To bring Jungla’s vision for the creation of a genomic insights engine to life, HPE loaded Jungla’s massive data set onto its 48 TB Memory-Driven Computing Sandbox, an operating and development environment for customers introduced in June 2018. The system supports rapid testing for customers and provides early access to emerging technologies, directly from Hewlett Packard Labs, before broad commercial availability.
With the Memory-Driven Computing Sandbox, Jungla’s Molecular Evidence Platform (MEP)—which allows for uniform assessment of genomic variants on molecular, cellular and evolutionary processes—could delivers 250x speed improvements for genomic featurization over traditional hardware.
In addition to its work with Jungla, the team at HPE also is collaborating with researchers in life sciences and clinical medicine from the Living Heart Project, the German Center for Neurodegenerative Diseases (DZNE) and the Blue Brain Project to explore technology’s potential to transform the life sciences industry.

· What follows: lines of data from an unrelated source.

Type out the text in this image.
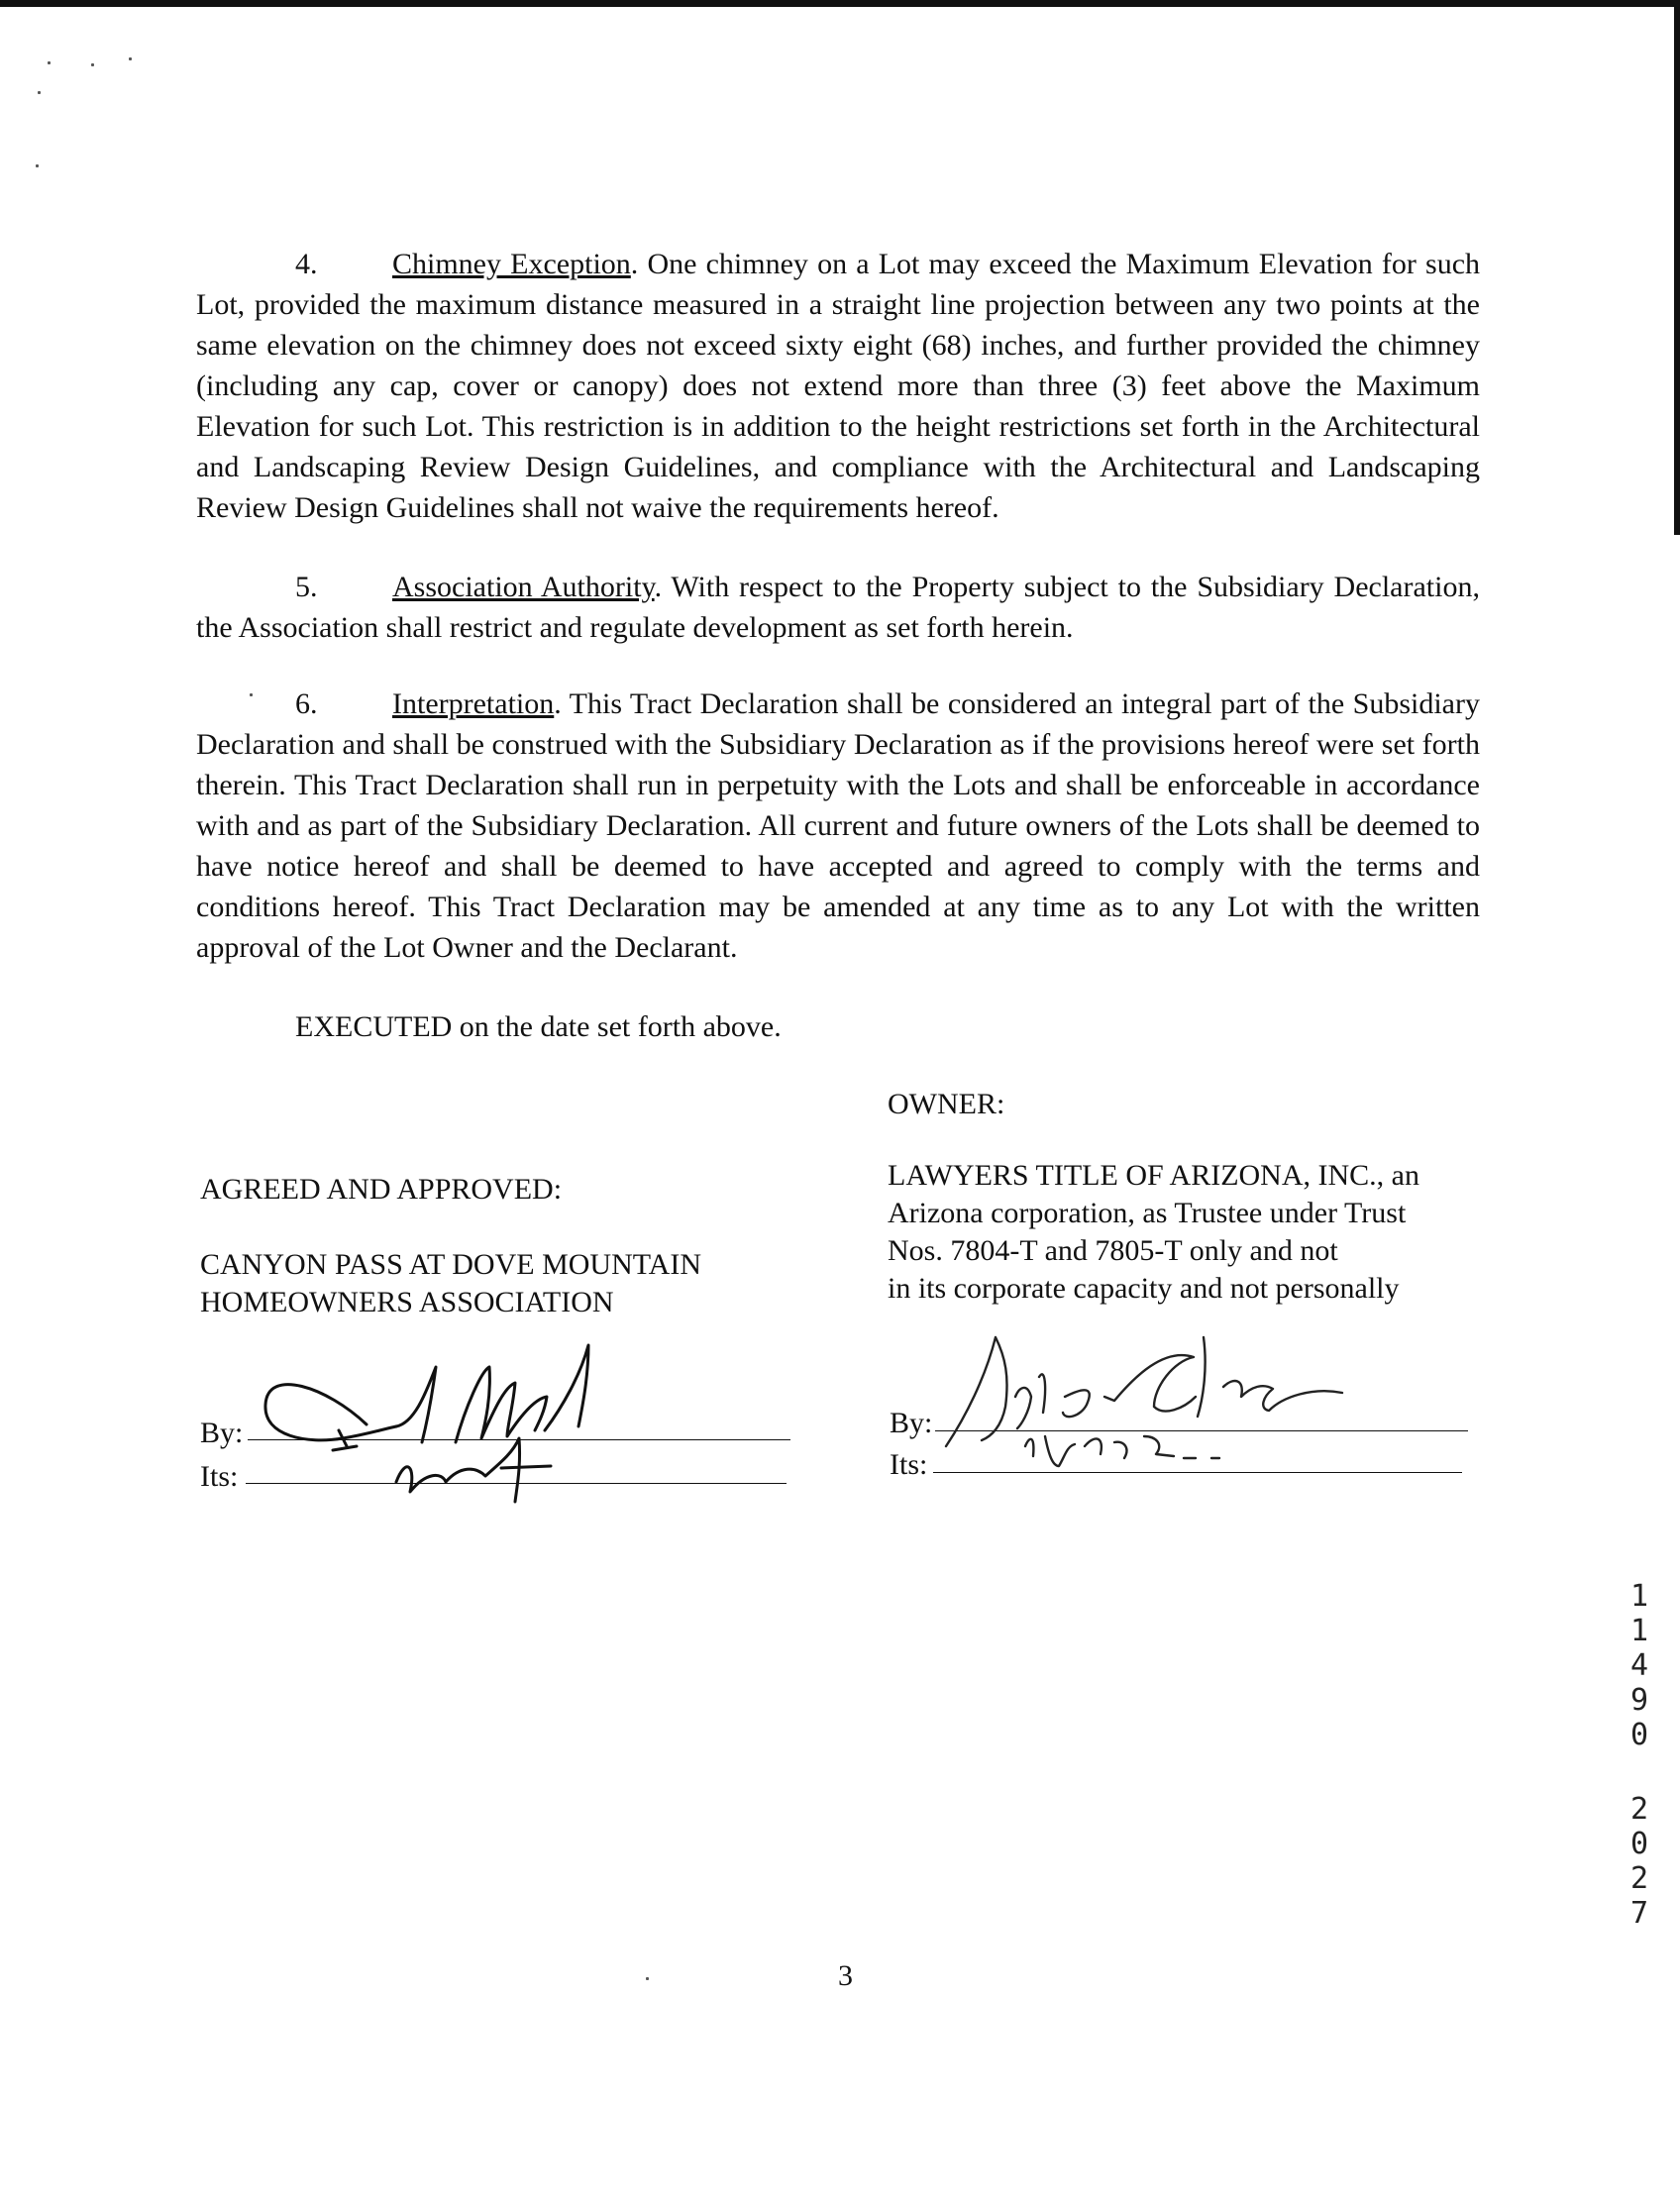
4.	Chimney Exception. One chimney on a Lot may exceed the Maximum Elevation for such Lot, provided the maximum distance measured in a straight line projection between any two points at the same elevation on the chimney does not exceed sixty eight (68) inches, and further provided the chimney (including any cap, cover or canopy) does not extend more than three (3) feet above the Maximum Elevation for such Lot. This restriction is in addition to the height restrictions set forth in the Architectural and Landscaping Review Design Guidelines, and compliance with the Architectural and Landscaping Review Design Guidelines shall not waive the requirements hereof.
5.	Association Authority. With respect to the Property subject to the Subsidiary Declaration, the Association shall restrict and regulate development as set forth herein.
6.	Interpretation. This Tract Declaration shall be considered an integral part of the Subsidiary Declaration and shall be construed with the Subsidiary Declaration as if the provisions hereof were set forth therein. This Tract Declaration shall run in perpetuity with the Lots and shall be enforceable in accordance with and as part of the Subsidiary Declaration. All current and future owners of the Lots shall be deemed to have notice hereof and shall be deemed to have accepted and agreed to comply with the terms and conditions hereof. This Tract Declaration may be amended at any time as to any Lot with the written approval of the Lot Owner and the Declarant.
EXECUTED on the date set forth above.
OWNER:
LAWYERS TITLE OF ARIZONA, INC., an
Arizona corporation, as Trustee under Trust
Nos. 7804-T and 7805-T only and not
in its corporate capacity and not personally
AGREED AND APPROVED:
CANYON PASS AT DOVE MOUNTAIN
HOMEOWNERS ASSOCIATION
By:
Its:
By:
Its:
3
1
1
4
9
0
2
0
2
7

Each of these research communities is pioneering new approaches to health science, defying conventional approaches at every level so they might find answers hiding in plain sight, separated today by the silos of scientific disciplines and the inadequacy of our computational infrastructure to scale. What if biological and social scientists had access to computer science tools to analyze, debug, instrument, simulate and single step through the most complex systems from cellular organelles to global ecosystems? These computational platforms not only speed up scientific research; they change the way the scientists view themselves, turning gatherers into hunters.
"Precision medicine will not be possible without the most sophisticated compute infrastructures,” says Dr. Joachim Schultze, funding director of DZNE's Platform for Single Cell Genomics and Epigenomics (PRECISE). “To me, memory driven computing seems to be the ideal compute ecosystem for this enormous task."